Tutto ciò è gravido di conseguenze per l’industria italiana. Se la situazione dovesse proseguire così (fabbriche tedesche aperte, fabbriche italiane chiuse) potrebbero saltare completamente le catene della subfornitura, soprattutto nel comparto meccanico, tra Italia e Germania. Infatti l’industria tedesca potrebbe rivolgersi a sub-fornitori polacchi, cechi, slovacchi con un drammatico e strutturale cambiamento nelle reti degli approvvigionamenti e nelle relazioni tra filiere produttive.
In altri termini una delle eccellenze dell’industria italiana (la meccanica e la meccatronica) rischia di perdere drammaticamente quote di mercato a favore di altri competitori europei con le conseguenze immaginabili sulla nostra bilancia commerciale. L’analisi della situazione anche in altri settori conferma questo quadro.
Ad esempio tutti i siderurgici europei stanno lavorando (ArceloriMittal ha chiuso alcuni suoi stabilimenti legati all’auto) e in alcuni paesi, vedi Spagna, il settore elettrosiderurgico viene considerato d’importanza strategica nazionale perché fornisce il servizio di interrompibilità e protegge il paese dal rischio di blackout elettrico che in questa situazione sarebbe ancora più terrificante del solito.
La seconda grande differenza tra Italia e resto d’Europa riguarda la dimensione e la tempestività dell’adozione di misure per dare liquidità alle imprese. Tre casi su tutti Francia, Germania e Svizzera.
La Francia ha già adottato una misura generalizzata che consente prestiti-ponte pari a una cifra equivalente a 2-3 mesi di fatturato con garanzia dello Stato al 100%. Il tasso di interesse è pari a zero e il costo della garanzia dello Stato pari al 0,5% annuo. La durata dei prestiti-ponte è fissata in un anno; se l’impresa non è in grado di rimborsare entro l’anno puo’ prolungare il prestito fino a farlo diventare quinquennale ma con altri tassi di interesse. Durante la vigenza del prestito ponte non si possono distribuire dividendi né rimborsare prestiti effettuati precedentemente dagli azionisti (lo Stato, ovviamente, ha la precedenza sugli azionisti).

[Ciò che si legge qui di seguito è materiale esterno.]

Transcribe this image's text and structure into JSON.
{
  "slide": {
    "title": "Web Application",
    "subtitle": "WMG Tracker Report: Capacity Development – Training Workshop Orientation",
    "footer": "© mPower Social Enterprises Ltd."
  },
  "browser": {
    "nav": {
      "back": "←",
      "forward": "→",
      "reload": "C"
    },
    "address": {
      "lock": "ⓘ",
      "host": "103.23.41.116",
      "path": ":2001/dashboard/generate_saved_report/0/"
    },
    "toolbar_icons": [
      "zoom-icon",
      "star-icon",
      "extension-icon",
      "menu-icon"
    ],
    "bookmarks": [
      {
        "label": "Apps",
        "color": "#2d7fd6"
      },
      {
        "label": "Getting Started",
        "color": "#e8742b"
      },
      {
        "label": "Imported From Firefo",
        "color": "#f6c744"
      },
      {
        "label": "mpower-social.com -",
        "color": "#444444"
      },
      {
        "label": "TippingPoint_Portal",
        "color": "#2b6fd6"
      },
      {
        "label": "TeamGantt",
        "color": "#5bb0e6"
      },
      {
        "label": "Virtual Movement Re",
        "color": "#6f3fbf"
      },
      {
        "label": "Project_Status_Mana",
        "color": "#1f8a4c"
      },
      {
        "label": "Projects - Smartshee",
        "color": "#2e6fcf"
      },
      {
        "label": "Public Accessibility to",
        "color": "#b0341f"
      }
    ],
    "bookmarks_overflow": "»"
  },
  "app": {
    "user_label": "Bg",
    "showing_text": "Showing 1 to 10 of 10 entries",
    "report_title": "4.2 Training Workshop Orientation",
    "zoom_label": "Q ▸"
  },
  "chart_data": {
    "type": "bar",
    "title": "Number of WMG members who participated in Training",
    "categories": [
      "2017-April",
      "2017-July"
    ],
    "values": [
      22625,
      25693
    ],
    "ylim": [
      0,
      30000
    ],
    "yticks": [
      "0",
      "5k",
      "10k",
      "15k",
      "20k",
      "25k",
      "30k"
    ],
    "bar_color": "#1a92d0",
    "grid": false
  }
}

La Germania (anche se il suo sistema industriale marcia ancora) ha adottato una misura di oltre 550 miliardi di euro per le sue imprese di cui 400 sono movimentati con garanzie dello Stato e quindi attivano prestiti-ponte che funzionano, più o meno, sullo schema visto per la Francia.
In Svizzera, già dalla settimana scorsa, funziona una misura grazie alla quale le imprese possono mutuare fino a 20 milioni di Fsv con una garanzia dello Stato pari all’85% del prestito. Anche in questo caso i nuovi fondi possono essere esclusivamente utilizzati per superare la fase di emergenza e non per rimborsare altri prestiti, versare dividendi o rimborsare finanziamenti soci.